Daily Freeman (Kingston, NY)

Classic is kid stuff for Mets

- By Mike Cranston

Jason Vargas never talks to fans from the ondeck circle, just like major league teams never line up after a game and shake hands.

Put a big league game in a tiny park full of 11- and 12-year-olds, though, and those kinds of customs get tossed aside.

Amed Rosario had three hits and drove in three runs, and the New York Mets went from cheering on players in the Little League World Series to impressing the youngsters in an 8-2 victory over the Philadelph­ia Phillies on Sunday night.

Jeff McNeil added a two-run single to back Vargas (3-8) as the Mets claimed the second Little League Classic and prevented the Phillies from moving into first place in the NL East. Philadelph­ia dropped into a three-way tie for the top NL wild card.

“I had some cool interactio­ns

with the kids,” Vargas said of his in-game dialogue. “They were having a great time.”

Carlos Santana hit a tworun homer for the Phillies, but Nick Pivetta (7-10) allowed six runs in 3 2/3 innings in Philadelph­ia’s seventh loss in 11 games.

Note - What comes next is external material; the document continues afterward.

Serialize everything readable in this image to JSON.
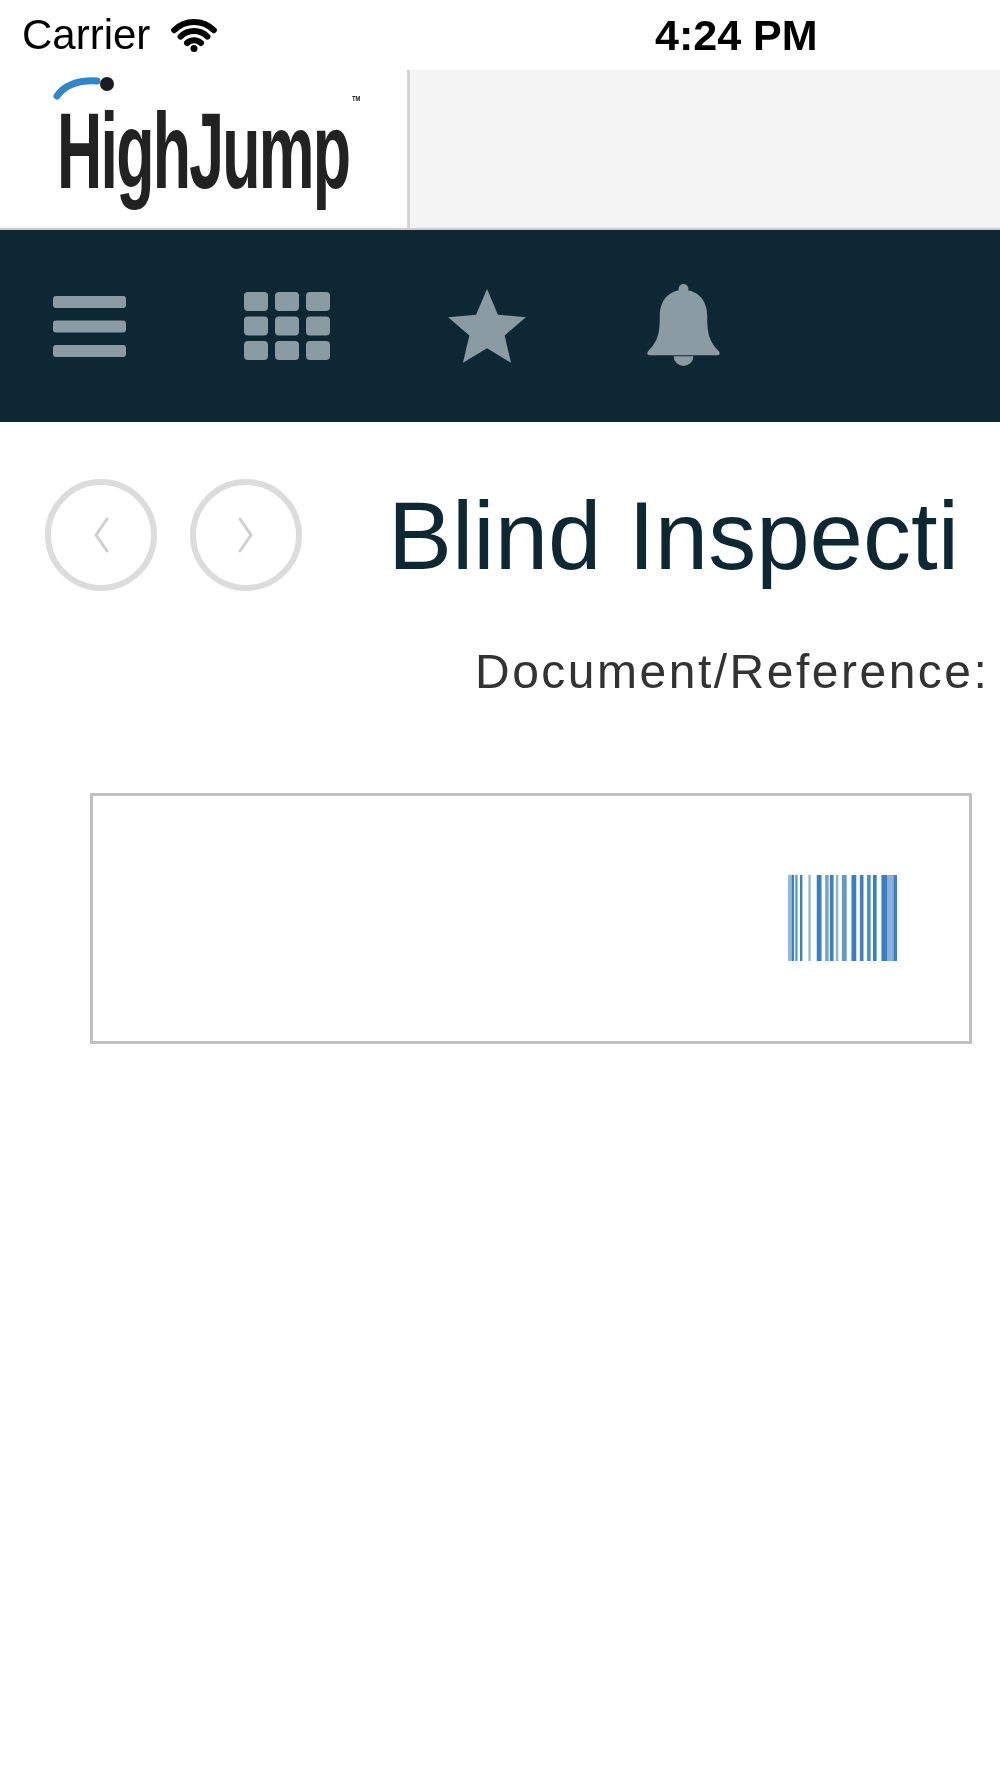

After the final out, players lined up across the diamond for a postgame tradition for kids that’s never seen in the majors.

“I thought the handshakin­g gesture was huge,” Phillies manager Gabe Kapler said. “It’s something I experience­d for the first time since I was in Little League.”

Players and families from the 16 teams competing in the nearby LLWS packed into 2,500-seat Bowman Field, the 92-year-old home of the Phillies’ Class A affiliate in the New York-Penn League.

And the spotlight shined on New York’s Todd Frazier and Michael Conforto and Philadelph­ia’s Scott Kingery, who are among 54 players who reached the majors after playing in the LLWS.

“Pretty surreal because I walked into the dugout and they were getting ready to play a game and one of them was like, ‘Whoa, that’s Scott Kingery!”’ said the rookie infielder, who doubled in the fifth. “That’s crazy, because I remember when I was sitting in that dugout.”

Frazier, who sparked a four-run second with a leadoff single, helped Toms River, New Jersey, win the 1998 title when he led off the game with a home run and struck out the final batter.

“It’s been a long day, but well worth it,” said Frazier, who hadn’t been back to Williamspo­rt since 1999. “I kept telling these kids, let it all sink in.”

The Mets built a 6-0 lead in the fourth to take the five-game series and improve to 8-5 against the Phillies, who dropped a half-game behind divisionle­ading Atlanta.